With an estimated deer population of 675,000 statewide, hunters have good opportunity for success. Archery season opened September 29 and runs through February 3, 2008. Deer gun season will open November 26 and extend through December 2, and be open for an extra weekend on December 15 and 16. The statewide muzzleloader season is December 27 through December 30.

For additional information on all of Ohio&#8217;s deer hunting seasons and requirements as well as more information on controlled hunts, hunters are advised to review the 2007-2008 Ohio Hunting and Trapping Regulations. Information is also available online at wildohio.com


----------



## Bassnpro1 (Apr 6, 2004)

I figured the numbers would be down a bit with the amount of rain we got that week.


----------



## Skarfer (Jan 27, 2006)

Have you guys ever seen the racks on some of the bucks at Salt Fork????

HOLY COW!!

We have a camper down there and every fall we take drives over to the golf course and look at all the deer. We got some nice pics a couple of years ago of 2 bucks right alongside the road that about made me crap my pants........one came right up to the truck and sniffed my wifes hand. It was crazy.

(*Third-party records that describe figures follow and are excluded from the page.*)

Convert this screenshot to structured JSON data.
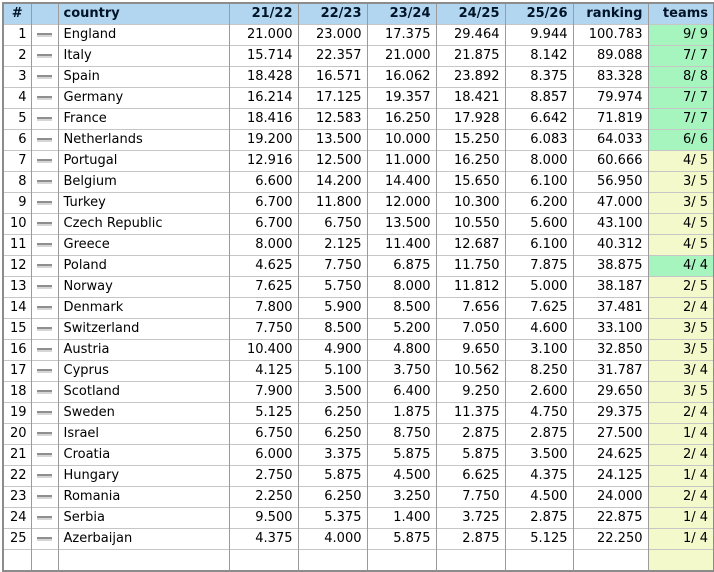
{
  "colors": {
    "header_bg": "#B2D5F0",
    "teams_green": "#A6F5BF",
    "teams_yellow": "#F4F9CC"
  },
  "table": {
    "headers": {
      "rank": "#",
      "move": "",
      "country": "country",
      "seasons": [
        "21/22",
        "22/23",
        "23/24",
        "24/25",
        "25/26"
      ],
      "ranking": "ranking",
      "teams": "teams"
    },
    "rows": [
      {
        "rank": "1",
        "move": "no-change",
        "country": "England",
        "seasons": [
          "21.000",
          "23.000",
          "17.375",
          "29.464",
          "9.944"
        ],
        "ranking": "100.783",
        "teams": "9/ 9",
        "teams_status": "green"
      },
      {
        "rank": "2",
        "move": "no-change",
        "country": "Italy",
        "seasons": [
          "15.714",
          "22.357",
          "21.000",
          "21.875",
          "8.142"
        ],
        "ranking": "89.088",
        "teams": "7/ 7",
        "teams_status": "green"
      },
      {
        "rank": "3",
        "move": "no-change",
        "country": "Spain",
        "seasons": [
          "18.428",
          "16.571",
          "16.062",
          "23.892",
          "8.375"
        ],
        "ranking": "83.328",
        "teams": "8/ 8",
        "teams_status": "green"
      },
      {
        "rank": "4",
        "move": "no-change",
        "country": "Germany",
        "seasons": [
          "16.214",
          "17.125",
          "19.357",
          "18.421",
          "8.857"
        ],
        "ranking": "79.974",
        "teams": "7/ 7",
        "teams_status": "green"
      },
      {
        "rank": "5",
        "move": "no-change",
        "country": "France",
        "seasons": [
          "18.416",
          "12.583",
          "16.250",
          "17.928",
          "6.642"
        ],
        "ranking": "71.819",
        "teams": "7/ 7",
        "teams_status": "green"
      },
      {
        "rank": "6",
        "move": "no-change",
        "country": "Netherlands",
        "seasons": [
          "19.200",
          "13.500",
          "10.000",
          "15.250",
          "6.083"
        ],
        "ranking": "64.033",
        "teams": "6/ 6",
        "teams_status": "green"
      },
      {
        "rank": "7",
        "move": "no-change",
        "country": "Portugal",
        "seasons": [
          "12.916",
          "12.500",
          "11.000",
          "16.250",
          "8.000"
        ],
        "ranking": "60.666",
        "teams": "4/ 5",
        "teams_status": "yellow"
      },
      {
        "rank": "8",
        "move": "no-change",
        "country": "Belgium",
        "seasons": [
          "6.600",
          "14.200",
          "14.400",
          "15.650",
          "6.100"
        ],
        "ranking": "56.950",
        "teams": "3/ 5",
        "teams_status": "yellow"
      },
      {
        "rank": "9",
        "move": "no-change",
        "country": "Turkey",
        "seasons": [
          "6.700",
          "11.800",
          "12.000",
          "10.300",
          "6.200"
        ],
        "ranking": "47.000",
        "teams": "3/ 5",
        "teams_status": "yellow"
      },
      {
        "rank": "10",
        "move": "no-change",
        "country": "Czech Republic",
        "seasons": [
          "6.700",
          "6.750",
          "13.500",
          "10.550",
          "5.600"
        ],
        "ranking": "43.100",
        "teams": "4/ 5",
        "teams_status": "yellow"
      },
      {
        "rank": "11",
        "move": "no-change",
        "country": "Greece",
        "seasons": [
          "8.000",
          "2.125",
          "11.400",
          "12.687",
          "6.100"
        ],
        "ranking": "40.312",
        "teams": "4/ 5",
        "teams_status": "yellow"
      },
      {
        "rank": "12",
        "move": "no-change",
        "country": "Poland",
        "seasons": [
          "4.625",
          "7.750",
          "6.875",
          "11.750",
          "7.875"
        ],
        "ranking": "38.875",
        "teams": "4/ 4",
        "teams_status": "green"
      },
      {
        "rank": "13",
        "move": "no-change",
        "country": "Norway",
        "seasons": [
          "7.625",
          "5.750",
          "8.000",
          "11.812",
          "5.000"
        ],
        "ranking": "38.187",
        "teams": "2/ 5",
        "teams_status": "yellow"
      },
      {
        "rank": "14",
        "move": "no-change",
        "country": "Denmark",
        "seasons": [
          "7.800",
          "5.900",
          "8.500",
          "7.656",
          "7.625"
        ],
        "ranking": "37.481",
        "teams": "2/ 4",
        "teams_status": "yellow"
      },
      {
        "rank": "15",
        "move": "no-change",
        "country": "Switzerland",
        "seasons": [
          "7.750",
          "8.500",
          "5.200",
          "7.050",
          "4.600"
        ],
        "ranking": "33.100",
        "teams": "3/ 5",
        "teams_status": "yellow"
      },
      {
        "rank": "16",
        "move": "no-change",
        "country": "Austria",
        "seasons": [
          "10.400",
          "4.900",
          "4.800",
          "9.650",
          "3.100"
        ],
        "ranking": "32.850",
        "teams": "3/ 5",
        "teams_status": "yellow"
      },
      {
        "rank": "17",
        "move": "no-change",
        "country": "Cyprus",
        "seasons": [
          "4.125",
          "5.100",
          "3.750",
          "10.562",
          "8.250"
        ],
        "ranking": "31.787",
        "teams": "3/ 4",
        "teams_status": "yellow"
      },
      {
        "rank": "18",
        "move": "no-change",
        "country": "Scotland",
        "seasons": [
          "7.900",
          "3.500",
          "6.400",
          "9.250",
          "2.600"
        ],
        "ranking": "29.650",
        "teams": "3/ 5",
        "teams_status": "yellow"
      },
      {
        "rank": "19",
        "move": "no-change",
        "country": "Sweden",
        "seasons": [
          "5.125",
          "6.250",
          "1.875",
          "11.375",
          "4.750"
        ],
        "ranking": "29.375",
        "teams": "2/ 4",
        "teams_status": "yellow"
      },
      {
        "rank": "20",
        "move": "no-change",
        "country": "Israel",
        "seasons": [
          "6.750",
          "6.250",
          "8.750",
          "2.875",
          "2.875"
        ],
        "ranking": "27.500",
        "teams": "1/ 4",
        "teams_status": "yellow"
      },
      {
        "rank": "21",
        "move": "no-change",
        "country": "Croatia",
        "seasons": [
          "6.000",
          "3.375",
          "5.875",
          "5.875",
          "3.500"
        ],
        "ranking": "24.625",
        "teams": "2/ 4",
        "teams_status": "yellow"
      },
      {
        "rank": "22",
        "move": "no-change",
        "country": "Hungary",
        "seasons": [
          "2.750",
          "5.875",
          "4.500",
          "6.625",
          "4.375"
        ],
        "ranking": "24.125",
        "teams": "1/ 4",
        "teams_status": "yellow"
      },
      {
        "rank": "23",
        "move": "no-change",
        "country": "Romania",
        "seasons": [
          "2.250",
          "6.250",
          "3.250",
          "7.750",
          "4.500"
        ],
        "ranking": "24.000",
        "teams": "2/ 4",
        "teams_status": "yellow"
      },
      {
        "rank": "24",
        "move": "no-change",
        "country": "Serbia",
        "seasons": [
          "9.500",
          "5.375",
          "1.400",
          "3.725",
          "2.875"
        ],
        "ranking": "22.875",
        "teams": "1/ 4",
        "teams_status": "yellow"
      },
      {
        "rank": "25",
        "move": "no-change",
        "country": "Azerbaijan",
        "seasons": [
          "4.375",
          "4.000",
          "5.875",
          "2.875",
          "5.125"
        ],
        "ranking": "22.250",
        "teams": "1/ 4",
        "teams_status": "yellow"
      }
    ]
  }
}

i don't know if these are anywhere near the hunting areas - but if it's any indication of what's down there........I'd love to see some pics!!!


----------



## buckeye024 (Apr 14, 2006)

I'm glad the State went to controlled hunt status on the early muzzleloading season. I used to question them every year asking "How in the world can you manage a deer herd in these areas when you allow about 100 bucks a year to be killed in each area during a 1 week period?" Not to mention the bucks killed during the regular seasons...those areas get a lot of pressure.

At least now that they limit the number bucks killed, quality bucks may be able to grow.


----------



## Fishstix (Aug 16, 2005)

It surprises me that they give out all of those permits and are only able to kill 275 deer!!! What is with that?


----------



## Papascott (Apr 22, 2004)

Alot of people do not even go. I know quite a few that Recieved doe tags so that just bow hunt else where that week.

Scott


----------



## woodysoutdoors (May 18, 2007)

we went out I think 3 days but the weather was horrible. That tues it rained something aweful! we did not get anything. wild cat hollow.


----------



## c75 (May 29, 2007)

according to some dow officers I was talking with, there was a mysteriously HIGH number of either/or tags at Salt fork that was given to non -residents....they had one group of 4 guys together from NY, who ALL had either/or tags.....


----------